One practical caveat: percentage increases and decreases are not symmetric. A value that drops 50% needs to rise 100% to get back to where it started, because the second calculation uses the smaller number as its base. When you reverse a change, switch the old and new values rather than reusing the same percentage.

Frequently asked questions

How do I find what percent one number is of another?
Use the middle box: divide the part by the whole and multiply by 100. For example, 45 out of 180 is 25%.
How is percentage increase calculated?
Subtract the old value from the new value, divide by the old value, then multiply by 100. From 120 to 150 is (30 ÷ 120) × 100 = 25%.
Can it show a percentage decrease?
Yes — if the second value is lower than the first, the change box shows a negative percentage.
Is my data uploaded anywhere?
No.
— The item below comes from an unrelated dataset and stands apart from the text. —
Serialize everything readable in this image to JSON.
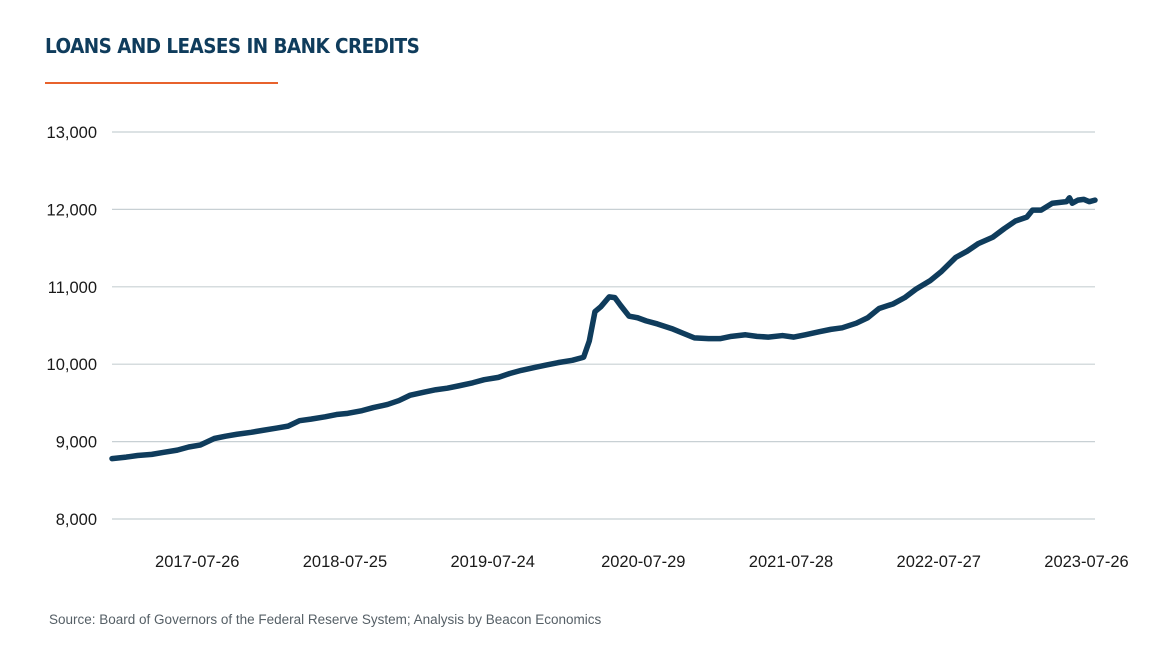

Everything is calculated in your browser with JavaScript — nothing is sent to a server, so it's private and works offline once loaded.
Is this calculator free?
Yes, completely free with no sign-up and no limits.

People also ask

How do I add a percentage to a number?
Calculate the percent of the number, then add it to the original. For example, adding 8% to 250 is 250 + (8% of 250) = 250 + 20 = 270.
What is the difference between percentage and percentage points?
A percentage change is relative to the starting value, while a percentage point is the plain arithmetic difference between two percentages. Moving from 10% to 15% is a rise of 5 percentage points but a 50% increase.
How do I calculate a discount price?
Find the discount amount as a percent of the original price, then subtract it. A 30% discount on $80 removes $24, leaving $56.
How do I reverse a percentage to find the original number?
Divide the final amount by 1 plus the rate (as a decimal) for an increase, or by 1 minus the rate for a decrease. If 120 is the result after a 20% increase, the original was 120 ÷ 1.20 = 100.
Why isn't a 50% drop reversed by a 50% gain?
Each calculation uses its own starting value as the base, and the base shrinks after a decrease. A 50% drop from 100 gives 50, and recovering to 100 from 50 requires a 100% increase.
How do I turn a fraction or decimal into a percentage?
Multiply a decimal by 100, or divide the top of a fraction by the bottom and multiply by 100. So 0.25 is 25%, and 3/4 is (3 ÷ 4) × 100 = 75%.
Does this percentage calculator work offline?
Yes. It runs entirely in your browser with JavaScript, so once the page has loaded it keeps working without an internet connection.